CD163+ macrophages attenuate pressure overload-induced left ventricular systolic dysfunction and cardiac mitochondrial dysfunction via interleukin-10

Macrophage depletion exacerbates pressure overload-induced heart failure, but therapeutic translation is hindered by macrophage subset heterogeneity. The functional role of CD163⁺ macrophages in heart failure remains unclear. Transverse aortic constriction (TAC) was employed to induce pressure overload. Cd163^−/− mice exhibited significantly aggravated TAC-induced left ventricular systolic dysfunction, as demonstrated by reduced ejection fraction, fractional shortening, and global longitudinal strain, compared to wild-type (WT) controls. RNA sequencing of cardiac tissues revealed significant differential gene expression between TAC-treated WT and Cd163^−/− mice, especially in pathways governing mitochondrial bioenergetics and homeostasis.
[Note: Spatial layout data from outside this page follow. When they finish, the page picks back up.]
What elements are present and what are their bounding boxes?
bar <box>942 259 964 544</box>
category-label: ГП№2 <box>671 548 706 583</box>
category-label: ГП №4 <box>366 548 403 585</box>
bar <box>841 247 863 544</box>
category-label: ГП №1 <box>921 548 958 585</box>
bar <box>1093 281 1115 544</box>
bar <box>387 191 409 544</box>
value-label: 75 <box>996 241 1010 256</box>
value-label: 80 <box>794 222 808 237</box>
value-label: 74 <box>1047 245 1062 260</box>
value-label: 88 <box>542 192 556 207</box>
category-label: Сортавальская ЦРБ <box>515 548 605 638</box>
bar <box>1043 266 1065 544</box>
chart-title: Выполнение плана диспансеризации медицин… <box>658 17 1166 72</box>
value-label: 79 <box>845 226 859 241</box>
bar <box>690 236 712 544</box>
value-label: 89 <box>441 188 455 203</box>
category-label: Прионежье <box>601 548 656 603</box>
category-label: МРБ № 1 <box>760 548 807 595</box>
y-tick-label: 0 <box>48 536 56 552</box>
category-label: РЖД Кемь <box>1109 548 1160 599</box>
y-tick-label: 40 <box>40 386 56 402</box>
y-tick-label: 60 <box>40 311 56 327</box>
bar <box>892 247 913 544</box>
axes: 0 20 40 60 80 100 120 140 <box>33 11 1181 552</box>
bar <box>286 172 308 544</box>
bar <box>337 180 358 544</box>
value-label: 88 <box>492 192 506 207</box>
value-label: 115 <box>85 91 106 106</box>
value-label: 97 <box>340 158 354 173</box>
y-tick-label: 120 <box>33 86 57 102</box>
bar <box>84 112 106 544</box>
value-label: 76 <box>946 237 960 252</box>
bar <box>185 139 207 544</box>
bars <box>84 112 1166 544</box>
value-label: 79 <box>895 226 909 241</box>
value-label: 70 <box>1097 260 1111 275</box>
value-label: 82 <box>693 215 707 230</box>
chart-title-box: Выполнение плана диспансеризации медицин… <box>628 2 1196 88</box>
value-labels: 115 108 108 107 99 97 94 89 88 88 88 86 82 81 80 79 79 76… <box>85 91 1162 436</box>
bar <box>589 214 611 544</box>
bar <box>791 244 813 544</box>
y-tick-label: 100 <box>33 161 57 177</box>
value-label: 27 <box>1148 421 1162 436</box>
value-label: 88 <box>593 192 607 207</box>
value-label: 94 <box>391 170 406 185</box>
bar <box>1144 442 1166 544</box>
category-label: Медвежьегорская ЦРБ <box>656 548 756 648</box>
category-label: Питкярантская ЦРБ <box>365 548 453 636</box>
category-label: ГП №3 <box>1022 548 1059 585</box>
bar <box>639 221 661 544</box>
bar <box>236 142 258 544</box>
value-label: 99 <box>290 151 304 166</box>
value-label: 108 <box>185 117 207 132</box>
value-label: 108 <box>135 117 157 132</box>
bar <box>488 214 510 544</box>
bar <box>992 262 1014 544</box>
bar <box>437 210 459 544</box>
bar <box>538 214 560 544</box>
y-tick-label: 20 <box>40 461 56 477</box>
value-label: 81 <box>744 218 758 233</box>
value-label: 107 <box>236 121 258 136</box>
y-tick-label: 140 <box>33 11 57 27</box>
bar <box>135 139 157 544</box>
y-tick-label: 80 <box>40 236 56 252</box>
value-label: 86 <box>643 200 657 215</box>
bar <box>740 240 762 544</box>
Transmission electron microscopy confirmed greater accumulation of dysfunctional mitochondria in cardiomyocytes of Cd163^−/− mice relative to WT following TAC. Additionally, the proportion of CD163⁺ macrophages among cardiac macrophages increased post-TAC. Serum IL-10 levels and cardiac macrophage IL-10 expression were significantly diminished in Cd163^−/− mice compared to WT after TAC. IL-10 supplementation effectively reversed the TAC-induced impairment in left ventricular systolic function in both WT and Cd163^−/− mice, and reduced NADH/NAD⁺ ratios, reduced mitochondrial dysfunction, and improved mitochondrial membrane potential in Cd163^−/− mice. Cross-sectional clinical data supported these findings, showing decreased IL-10 levels as a significant risk factor for heart failure in hypertensive patients (odds ratio: 0.397; 95% CI 0.203–0.775; p = 0.007). Collectively, these results highlight the protective role of CD163⁺ macrophages against pressure overload-induced left ventricular dysfunction and mitochondrial dysfunction through IL-10-dependent pathways.